1. Set Your Investment Goals: Determine your investment goals, this will help you decide which type of mutual fund to invest in. 

2. Research Different Types of Mutual Funds: Understand the risk profile and investment strategy of each type before investing. 

3. Choose a Reputable Fund Company: Look for a reputable mutual fund company or financial institution to invest with. 

4. Open an Investment Account: open an investment account with the mutual fund company or this can be done online. 

5. Specific Mutual Funds: Consider factors such as the fund's past performance, expense ratio, risk level, investment strategy, and the fund manager's experience. 

6. Determine Your Investment Amount: Decide how much money you want to invest in each mutual fund. 

7. Monitor Your Investments: Regularly monitor and review the performance of your mutual fund investments. 

8. Stay Informed: Stay informed about economic and market trends that could impact your investments.
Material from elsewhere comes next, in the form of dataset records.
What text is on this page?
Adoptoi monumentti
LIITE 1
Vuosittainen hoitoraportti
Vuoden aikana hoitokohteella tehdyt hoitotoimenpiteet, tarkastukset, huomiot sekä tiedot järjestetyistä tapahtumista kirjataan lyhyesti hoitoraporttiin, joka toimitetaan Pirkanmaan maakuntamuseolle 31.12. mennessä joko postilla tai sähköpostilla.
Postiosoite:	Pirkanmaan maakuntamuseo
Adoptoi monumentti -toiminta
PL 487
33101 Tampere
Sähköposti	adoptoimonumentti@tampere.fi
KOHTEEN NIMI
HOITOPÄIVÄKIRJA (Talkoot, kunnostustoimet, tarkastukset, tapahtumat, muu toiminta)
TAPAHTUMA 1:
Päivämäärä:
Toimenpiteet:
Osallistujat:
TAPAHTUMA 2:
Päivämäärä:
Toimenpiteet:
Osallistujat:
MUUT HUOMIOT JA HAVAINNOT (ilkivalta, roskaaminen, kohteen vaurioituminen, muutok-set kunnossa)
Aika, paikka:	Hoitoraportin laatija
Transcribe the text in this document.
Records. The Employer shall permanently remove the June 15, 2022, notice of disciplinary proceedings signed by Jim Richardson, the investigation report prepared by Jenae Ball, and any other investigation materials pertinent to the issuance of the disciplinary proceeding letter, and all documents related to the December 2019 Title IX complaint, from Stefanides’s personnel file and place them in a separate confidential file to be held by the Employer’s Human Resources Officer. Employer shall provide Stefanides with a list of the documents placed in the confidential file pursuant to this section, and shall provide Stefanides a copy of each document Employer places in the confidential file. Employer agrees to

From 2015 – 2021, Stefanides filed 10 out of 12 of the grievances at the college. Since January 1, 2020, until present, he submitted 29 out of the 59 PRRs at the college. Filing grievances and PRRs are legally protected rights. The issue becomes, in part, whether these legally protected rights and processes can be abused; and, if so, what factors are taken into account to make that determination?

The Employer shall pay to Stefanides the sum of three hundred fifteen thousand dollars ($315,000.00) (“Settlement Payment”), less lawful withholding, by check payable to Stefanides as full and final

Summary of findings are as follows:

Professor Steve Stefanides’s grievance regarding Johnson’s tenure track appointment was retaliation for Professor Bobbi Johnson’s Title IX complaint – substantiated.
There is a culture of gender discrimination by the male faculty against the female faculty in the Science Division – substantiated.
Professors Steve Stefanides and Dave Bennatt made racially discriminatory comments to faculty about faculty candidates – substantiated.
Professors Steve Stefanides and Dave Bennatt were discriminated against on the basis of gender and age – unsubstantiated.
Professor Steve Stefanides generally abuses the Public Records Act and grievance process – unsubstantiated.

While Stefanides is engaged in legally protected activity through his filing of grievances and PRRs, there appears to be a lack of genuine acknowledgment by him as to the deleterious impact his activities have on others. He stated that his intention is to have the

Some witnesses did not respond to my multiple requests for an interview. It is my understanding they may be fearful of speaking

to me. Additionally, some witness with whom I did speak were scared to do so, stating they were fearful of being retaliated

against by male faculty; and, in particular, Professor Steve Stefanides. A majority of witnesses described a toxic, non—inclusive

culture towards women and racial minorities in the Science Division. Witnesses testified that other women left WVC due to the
Where to invest in mutual funds? 

- Directly through Fund Companies 

- Through Online Brokerages 

- Through Financial Advisors 

- Through Banks 

- Robo-Advisors 


Why choose digital gold over mutual funds? 



Choosing digital gold over mutual funds offers several compelling advantages. 

- Digital gold provides stability and security in volatile markets, as it is historically less risky compared to mutual funds tied to the stock market. 

- It offers easy liquidity, with the ability to convert gold into cash quickly and hassle-free, unlike mutual funds which may have redemption restrictions. Additionally, investing in digital gold is convenient and accessible, as it can be done online through various platforms and apps.  

- With the transparency and security provided by blockchain technology, investors can trust in the authenticity and integrity of their digital gold holdings.  

- Digital gold offers direct exposure to the price movements of gold, serving as a reliable hedge against inflation and economic uncertainty.  

Overall, choosing digital gold presents a prudent and reliable option for investors seeking stability and long-term wealth preservation in their investment portfolios. 

    Head-to-head comparison 

    Aspect 

    Digital gold 

    Mutual funds 

    INVESTMENT TYPE 

    Digital representation of physical gold 

    Pooled investments in stock, bonds, etc.

    BACKING 

    Backed by actual gold reserves 

    Invests in diversified portfolio of assets 

    TRANSPARENCY 

    Transparent due to blockchain technology 

    Transparency varies among fund managers 

    MANAGEMENT 

    Self-directed or managed by platform 

    Managed by professional fund managers 

    LIQUIDITY 

    Generally liquid, can be sold easily 

    Liquidity depends on fund type and market 

    RISK 

    Exposure to gold price fluctuations 

    Exposure to market and fund-specific risks 

    DIVERSIFICATION 

    Limited to gold market 

    Diversified across various asset classes 

     

    Conclusion 

    You should consider your investment objectives, risk tolerance, and preferences when choosing between digital gold and mutual funds. If you’re seeking direct exposure to the price of gold with the convenience of digital transactions Digital gold may appeal to you, while looking for diversified exposure to a range of assets managed by professionals then mutual funds may suit you. 

    Ultimately, the choice between digital gold and mutual funds depends on your individual circumstances and investment objectives. You may even choose to incorporate both into your investment portfolio to achieve diversification and balance.